In our wrestling with God, we are invited to take the journey toward the crucified and risen King, inviting us to rediscover the beauty and wonder of He whose temple is creation. He is not made of wood, yet we nailed him to two pieces of it. He does not live in man-made temples, yet His spirit was made known in the great Temple of Solomon and is made known among the shabbiest altars of the most obscure corners of the earth. He is the One true God, the One all of us search for whether we know it or not, the One all of us are offspring of whether we know it or not. And this God causes the sun to shine on both the just and the unjust, whether they give a damn or not, whether they say his name or not.
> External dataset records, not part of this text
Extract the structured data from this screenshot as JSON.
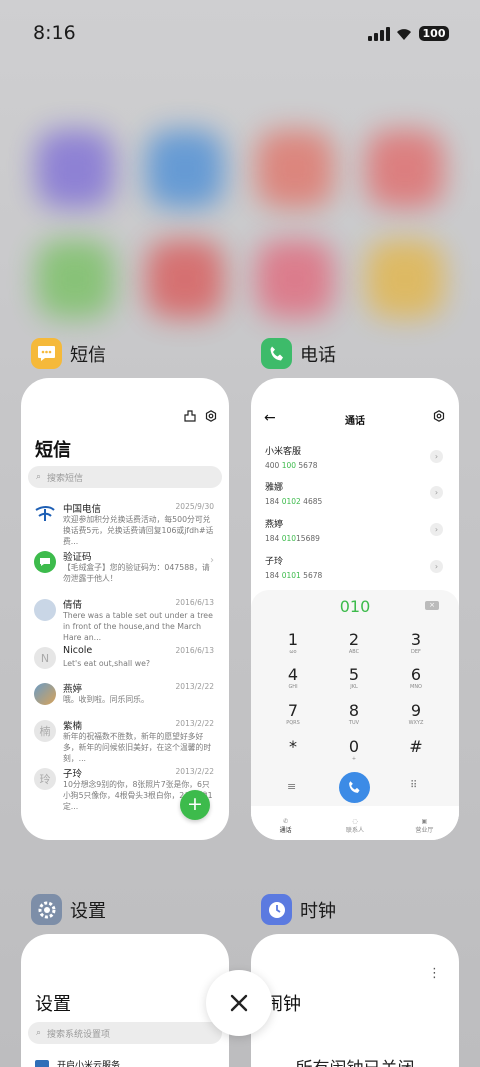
{
  "status_bar": {
    "time": "8:16",
    "battery": "100"
  },
  "apps": {
    "messages": {
      "name": "短信",
      "title": "短信",
      "search_placeholder": "搜索短信",
      "items": [
        {
          "name": "中国电信",
          "date": "2025/9/30",
          "preview": "欢迎参加积分兑换话费活动，每500分可兑换话费5元，兑换话费请回复106或jfdh#话费..."
        },
        {
          "name": "验证码",
          "date": "",
          "preview": "【毛绒盒子】您的验证码为：047588，请勿泄露于他人！"
        },
        {
          "name": "倩倩",
          "date": "2016/6/13",
          "preview": "There was a table set out under a tree in front of the house,and the March Hare an..."
        },
        {
          "name": "Nicole",
          "date": "2016/6/13",
          "preview": "Let's eat out,shall we?"
        },
        {
          "name": "燕婷",
          "date": "2013/2/22",
          "preview": "哦。收到啦。同乐同乐。"
        },
        {
          "name": "紫楠",
          "date": "2013/2/22",
          "preview": "新年的祝福数不胜数，新年的愿望好多好多，新年的问候依旧美好，在这个温馨的时刻，..."
        },
        {
          "name": "子玲",
          "date": "2013/2/22",
          "preview": "10分想念9别的你，8张照片7张是你，6只小狗5只像你，4根骨头3根白你，2爪着地1定..."
        }
      ],
      "avatar_initials": {
        "nicole": "N",
        "zinan": "楠",
        "ziling": "玲"
      }
    },
    "phone": {
      "name": "电话",
      "header_title": "通话",
      "contacts": [
        {
          "name": "小米客服",
          "num_a": "400 ",
          "num_b": "100",
          "num_c": " 5678"
        },
        {
          "name": "雅娜",
          "num_a": "184 ",
          "num_b": "0102",
          "num_c": " 4685"
        },
        {
          "name": "燕婷",
          "num_a": "184 ",
          "num_b": "010",
          "num_c": "15689"
        },
        {
          "name": "子玲",
          "num_a": "184 ",
          "num_b": "0101",
          "num_c": " 5678"
        }
      ],
      "dialed": "010",
      "keys": [
        {
          "d": "1",
          "l": "ωo"
        },
        {
          "d": "2",
          "l": "ABC"
        },
        {
          "d": "3",
          "l": "DEF"
        },
        {
          "d": "4",
          "l": "GHI"
        },
        {
          "d": "5",
          "l": "JKL"
        },
        {
          "d": "6",
          "l": "MNO"
        },
        {
          "d": "7",
          "l": "PQRS"
        },
        {
          "d": "8",
          "l": "TUV"
        },
        {
          "d": "9",
          "l": "WXYZ"
        },
        {
          "d": "*",
          "l": ""
        },
        {
          "d": "0",
          "l": "+"
        },
        {
          "d": "#",
          "l": ""
        }
      ],
      "nav": {
        "calls": "通话",
        "contacts": "联系人",
        "hall": "营业厅"
      }
    },
    "settings": {
      "name": "设置",
      "title": "设置",
      "search_placeholder": "搜索系统设置项",
      "first_item": "开启小米云服务"
    },
    "clock": {
      "name": "时钟",
      "title": "闹钟",
      "status": "所有闹钟已关闭"
    }
  },
  "colors": {
    "accent_green": "#3dbb4c",
    "call_blue": "#3c8be6",
    "card_bg": "#ffffff"
  }
}
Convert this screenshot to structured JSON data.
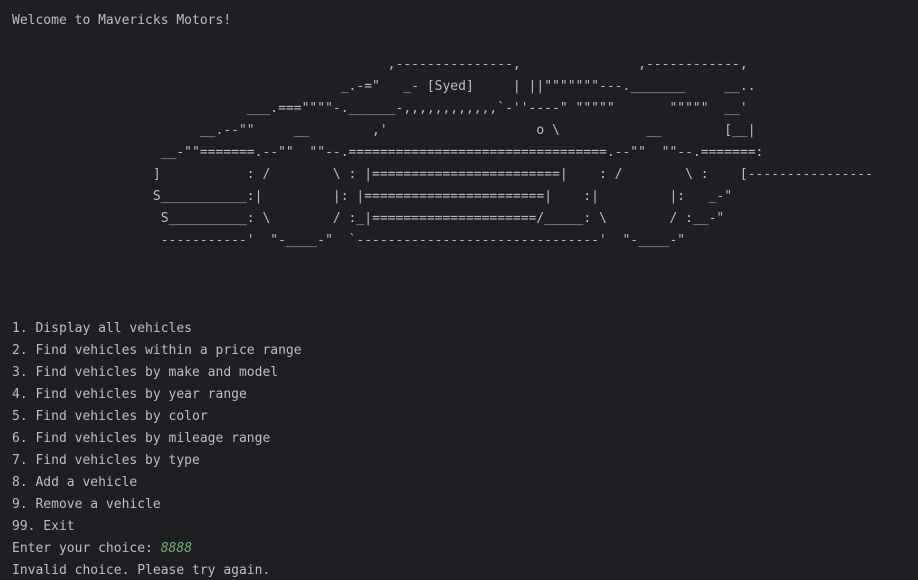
{
  "console": {
    "welcome": "Welcome to Mavericks Motors!",
    "car_art": "                                                ,---------------,               ,------------,\n                                          _.-=\"   _- [Syed]     | ||\"\"\"\"\"\"\"---._______     __..\n                              ___.===\"\"\"\"-.______-,,,,,,,,,,,,`-''----\" \"\"\"\"\"       \"\"\"\"\"  __'\n                        __.--\"\"     __        ,'                   o \\           __        [__|\n                   __-\"\"=======.--\"\"  \"\"--.=================================.--\"\"  \"\"--.=======:\n                  ]           : /        \\ : |========================|    : /        \\ :    [----------------\n                  S___________:|         |: |=======================|    :|         |:   _-\"\n                   S__________: \\        / :_|=====================/_____: \\        / :__-\"\n                   -----------'  \"-____-\"  `-------------------------------'  \"-____-\"",
    "menu": [
      "1. Display all vehicles",
      "2. Find vehicles within a price range",
      "3. Find vehicles by make and model",
      "4. Find vehicles by year range",
      "5. Find vehicles by color",
      "6. Find vehicles by mileage range",
      "7. Find vehicles by type",
      "8. Add a vehicle",
      "9. Remove a vehicle",
      "99. Exit"
    ],
    "prompt": "Enter your choice: ",
    "user_input": "8888",
    "message": "Invalid choice. Please try again."
  },
  "colors": {
    "background": "#1e1f22",
    "text": "#bcbec4",
    "user_input": "#6aab73"
  }
}
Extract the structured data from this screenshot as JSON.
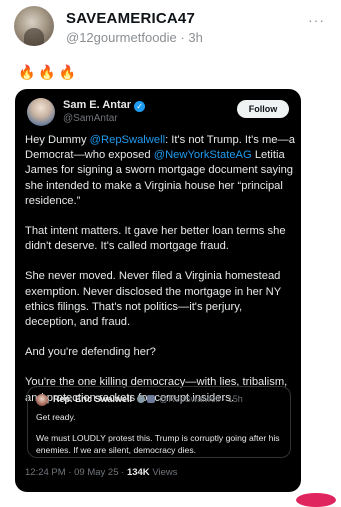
{
  "post": {
    "author_name": "SAVEAMERICA47",
    "handle": "@12gourmetfoodie",
    "separator": "·",
    "time": "3h",
    "more": "···",
    "emoji_text": "🔥🔥🔥"
  },
  "embedded": {
    "author_name": "Sam E. Antar",
    "verified_mark": "✓",
    "handle": "@SamAntar",
    "follow_label": "Follow",
    "p1": {
      "t1": "Hey Dummy ",
      "m1": "@RepSwalwell",
      "t2": ": It's not Trump. It's me—a Democrat—who exposed ",
      "m2": "@NewYorkStateAG",
      "t3": " Letitia James for signing a sworn mortgage document saying she intended to make a Virginia house her “principal residence.”"
    },
    "p2": "That intent matters. It gave her better loan terms she didn't deserve. It's called mortgage fraud.",
    "p3": "She never moved. Never filed a Virginia homestead exemption. Never disclosed the mortgage in her NY ethics filings. That's not politics—it's perjury, deception, and fraud.",
    "p4": "And you're defending her?",
    "p5": "You're the one killing democracy—with lies, tribalism, and protection rackets for corrupt insiders.",
    "quote": {
      "author_name": "Rep. Eric Swalwell",
      "handle": "@RepSwalwell",
      "separator": "·",
      "time": "15h",
      "line1": "Get ready.",
      "line2": "We must LOUDLY protest this. Trump is corruptly going after his enemies. If we are silent, democracy dies."
    },
    "footer": {
      "time": "12:24 PM",
      "separator": "·",
      "date": "09 May 25",
      "views_count": "134K",
      "views_label": "Views"
    }
  }
}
It’s a paradox, isn’t it? In our very wondering away from God, we find ourselves being pursued by the love of God. Like those fools on the road to Emmaus, we find a companion for our doubts, which is to say we find a companion for the rawness of the human experience. For is not every day a whirlwind of life and death? As one of my professors likes to remind me, “God isn’t too big for your questions.” Indeed he is not. We are not denied a seat at the table; and when the bread is broken, perhaps we will realize that the still small presence that was with us had been Jesus all along. For even in our darkness our hearts long for He who is Light, for we know that the beauty and wonder that calls out to us has a name and has indeed named us. So call him Jesus or Yeshua or God or Divine Mystery or whatever you like, or nothing if you like, but do not forsake that voice that called out to you long ago, that indeed still calls out amidst the thunder and fire and the chaos and whatever the hell else tries to drown out the love of the One whose spirit hovers above the waters, the same today as he did in Genesis. For to know Him is to live, and to know Him is to know love, so in the words of the crusty old beach bum who’d later die on the island of Patmos, St. John, “God is love, and all who live in love live in God, and God lives in them” (1 John 4:16).
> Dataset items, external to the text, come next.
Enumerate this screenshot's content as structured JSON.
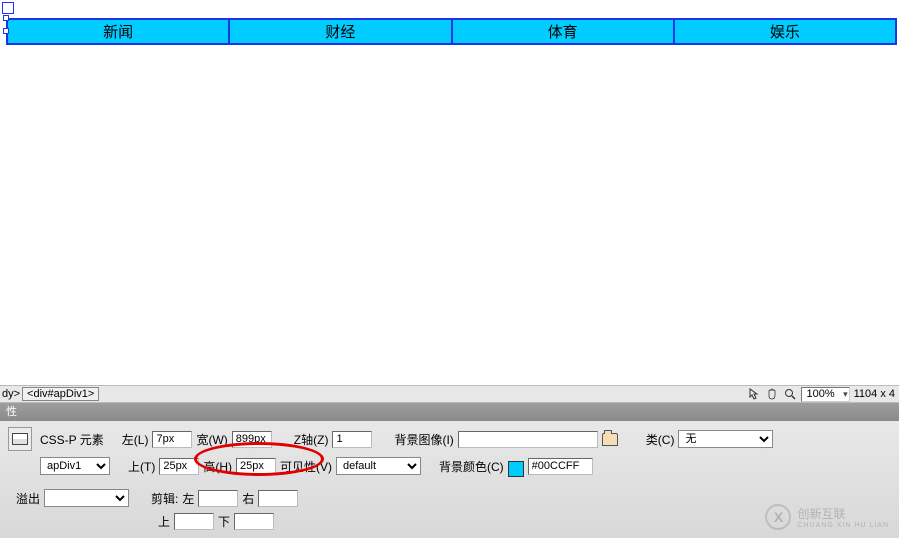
{
  "nav": {
    "items": [
      "新闻",
      "财经",
      "体育",
      "娱乐"
    ]
  },
  "tagbar": {
    "path1": "dy>",
    "path2": "<div#apDiv1>",
    "zoom": "100%",
    "dimensions": "1104 x 4"
  },
  "prop_header": "性",
  "props": {
    "heading": "CSS-P 元素",
    "id_field": "apDiv1",
    "left_label": "左(L)",
    "left_value": "7px",
    "width_label": "宽(W)",
    "width_value": "899px",
    "z_label": "Z轴(Z)",
    "z_value": "1",
    "bgimg_label": "背景图像(I)",
    "bgimg_value": "",
    "class_label": "类(C)",
    "class_value": "无",
    "top_label": "上(T)",
    "top_value": "25px",
    "height_label": "高(H)",
    "height_value": "25px",
    "vis_label": "可见性(V)",
    "vis_value": "default",
    "bgcolor_label": "背景颜色(C)",
    "bgcolor_value": "#00CCFF",
    "overflow_label": "溢出",
    "clip_label": "剪辑:",
    "clip_left": "左",
    "clip_right": "右",
    "clip_top": "上",
    "clip_bottom": "下"
  },
  "watermark": {
    "logo": "X",
    "text": "创新互联",
    "sub": "CHUANG XIN HU LIAN"
  }
}
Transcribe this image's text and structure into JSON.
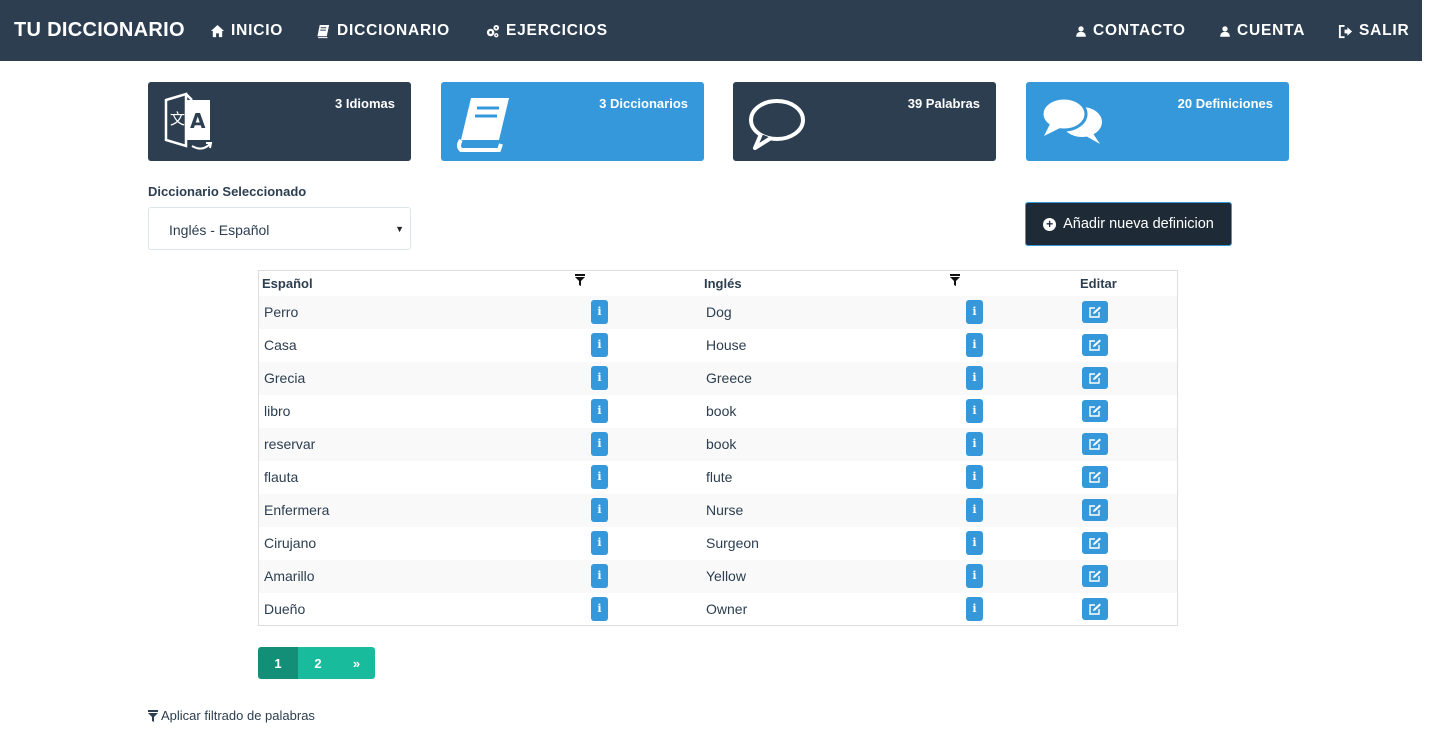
{
  "navbar": {
    "brand": "TU DICCIONARIO",
    "inicio": "INICIO",
    "diccionario": "DICCIONARIO",
    "ejercicios": "EJERCICIOS",
    "contacto": "CONTACTO",
    "cuenta": "CUENTA",
    "salir": "SALIR"
  },
  "stats": {
    "idiomas": "3 Idiomas",
    "diccionarios": "3 Diccionarios",
    "palabras": "39 Palabras",
    "definiciones": "20 Definiciones"
  },
  "selector": {
    "label": "Diccionario Seleccionado",
    "value": "Inglés - Español"
  },
  "add_button": "Añadir nueva definicion",
  "table": {
    "headers": {
      "col1": "Español",
      "col2": "Inglés",
      "col3": "Editar"
    },
    "info_glyph": "i",
    "rows": [
      {
        "es": "Perro",
        "en": "Dog"
      },
      {
        "es": "Casa",
        "en": "House"
      },
      {
        "es": "Grecia",
        "en": "Greece"
      },
      {
        "es": "libro",
        "en": "book"
      },
      {
        "es": "reservar",
        "en": "book"
      },
      {
        "es": "flauta",
        "en": "flute"
      },
      {
        "es": "Enfermera",
        "en": "Nurse"
      },
      {
        "es": "Cirujano",
        "en": "Surgeon"
      },
      {
        "es": "Amarillo",
        "en": "Yellow"
      },
      {
        "es": "Dueño",
        "en": "Owner"
      }
    ]
  },
  "pagination": {
    "p1": "1",
    "p2": "2",
    "next": "»"
  },
  "filter_link": "Aplicar filtrado de palabras",
  "colors": {
    "navy": "#2c3e50",
    "blue": "#3498db",
    "teal": "#18bc9c",
    "teal_active": "#128f76"
  },
  "icons": {
    "inicio": "home-icon",
    "diccionario": "book-icon",
    "ejercicios": "cogs-icon",
    "contacto": "user-icon",
    "cuenta": "user-icon",
    "salir": "sign-out-icon",
    "idiomas": "translate-icon",
    "diccionarios": "book-icon",
    "palabras": "comment-icon",
    "definiciones": "comments-icon"
  }
}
So let us not be afraid of the journey, for although Bilbo was right in that it is a dangerous business to walk out of one’s front door, it is perhaps more dangerous to stay inside, for to stay inside is to miss the sacredness all around us that we must open up to and walk out in to if we wish to take the adventure that has come upon us. And this adventure, echoed all throughout the Scriptures if we would dare to have the eyes to see, is the journey of everything being restored (Acts 3:21).
May we witness the sacredness of the coffee shop, of each other, of the poor man, of the rich man, of our enemies, of ourselves — for nothing and no one is too lost, and perhaps at the heart of the gospel is to become a child.